WritersTreasure.com is a treasure trove of great tips on honing your craft, mastering clarity, plotting, and even citing sources in your writing. The blog, run by editor, writer, and proofreader Idrees Patel, also features several guest authors with invaluable information on everything from freelancing to thesis writing and so much more.
WritersEdit.com is a wonderful resource for indie and DIY authors. The site offers lots of practical advice for beginning authors looking to get into Amazon publishing, dealing with criticism, and tips on productivity. They also offer classes in freelance writing, fiction writing, and keep a list of competitions and opportunities for writers of any level.

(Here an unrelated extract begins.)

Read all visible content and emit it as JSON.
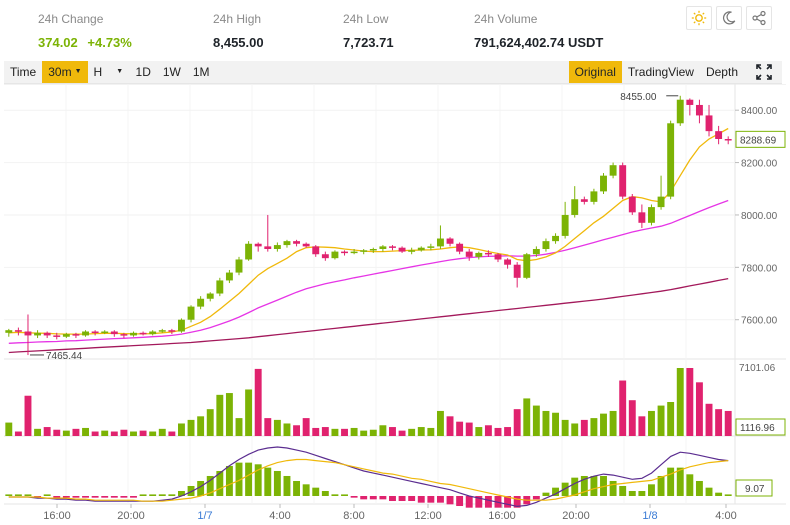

WritetoDone.com says “unmissable articles on writing” right on its tagline, and it doesn’t disappoint. From the importance of beta readers to vlogging to content marketing, book promotion, and tips on writing a killer book proposal, WritetoDone.com has everything for beginning writers to seasoned publishing industry professionals, indie authors, and authors looking to break into traditional publishing.
DailyWritingTips.com has, well, daily writing tips. But they don’t have just daily writing tips, they have tips on business writing, grammar and punctuation, style, spelling, improving your vocabulary, and mistakes you can avoid in fiction, copywriting, and otherwise. They’ve also got a lot of writing challenges and quizzes to keep you entertained the whole day.
AngelaBooth.biz by Angela Booth—copywriter, ghostwriter, author, marketer, and writing coach—is a compendium of all the knowledge Angela has collected over her decades in the publishing industry. She offers classes for writers and edifying articles like “Fiction: 3 Quick Tips to Write a Novel in a Month” and “Professional Writing: The Essential Process You Need For Success.” Check her site out for a well-balanced look at the art of writing and how you can make a real living out of your craft.